Detection of lymphatic invasion in early stage primary colorectal cancer with the monoclonal antibody D2-40.

PURPOSE

The purpose of this study was to investigate the presence of lymphatic invasion detected by D2-40 immunostaining compared to conventional hematoxylin-eosin (HE) staining in primary colorectal cancer (CRC) and the development of focal new lymphangiogenesis and peritumoral lymphatic proliferation in relation to the tumor stages. Additionally, we analyzed the relation of peritumoral inflammatory reaction (PIR) to tumor stages in CRC. The identification of new categories of patients with high-risk CRC would be very helpful in improving treatment strategies and patient outcome especially in early CRC.

PATIENTS AND METHOD

Biopsies were taken from 41 patients with colorectal adenocarcinomas at different stages of disease. Immunohistochemistry was performed on paraffin-embedded sections. First, the whole section was screened for the presence of lymphatic invasion and PIR with routine HE staining. After analysis of the HE-stained slides, the slides were destained and reused for immunohistochemistry with the D2-40 monoclonal antibody. D2-40-immunostained sections were screened for the presence of lymphatic invasion, the proliferation of lymphatic vessels and focally newly developed lymph vessels.

RESULTS

Using the D2-40 antibody for immunostaining, our results demonstrate a significantly higher detection (p < 0.05) of lymphatic vessel invasion compared to routine HE staining in primary CRC. 22% more patients with lymphatic vessel invasion could be identified compared to routine HE staining, especially in node-negative tumor stage (UICC II). The positive predictive value of lymphatic invasion evaluated by D2-40 immunostaining to predict lymph node metastasis is 92% (negative predictive value 81%).

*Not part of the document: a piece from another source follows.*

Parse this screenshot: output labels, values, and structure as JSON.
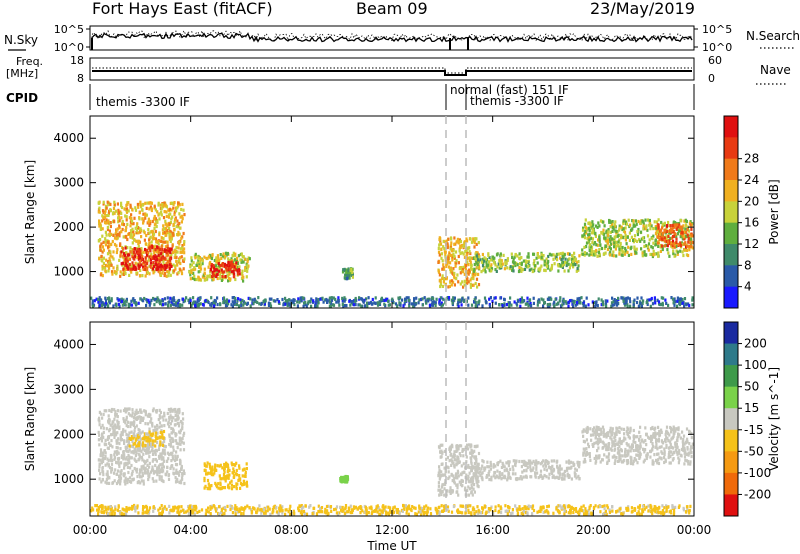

High PIR was shown in UICC stage I and II. These infiltrations were rarely seen in UICC stage III and were absent in UICC stage IV. Higher UICC tumor stage is associated with a higher rate of focally newly developed lymphatic vessels. In UICC stage I we found peritumoral lymphatic vessel proliferation only in one case (14%) and in UICC stage II no case was found. 47% of the cases in UICC stage III and 50% of the cases in UICC stage IV showed focal peritumoral lymphatic vessel proliferation.

CONCLUSIONS

Immunostaining with D2-40 significantly increased the detection rate of lymphatic invasion compared to conventional HE staining in primary CRC. The D2-40 antibody specific for lymphatic endothelium cells has the potential for a prognostic marker in early stage CRC. Further prospective studies are necessary to evaluate the prognostic value of lymphatic invasion and the induction of tumor lymphangiogenesis and its role in human cancer progression.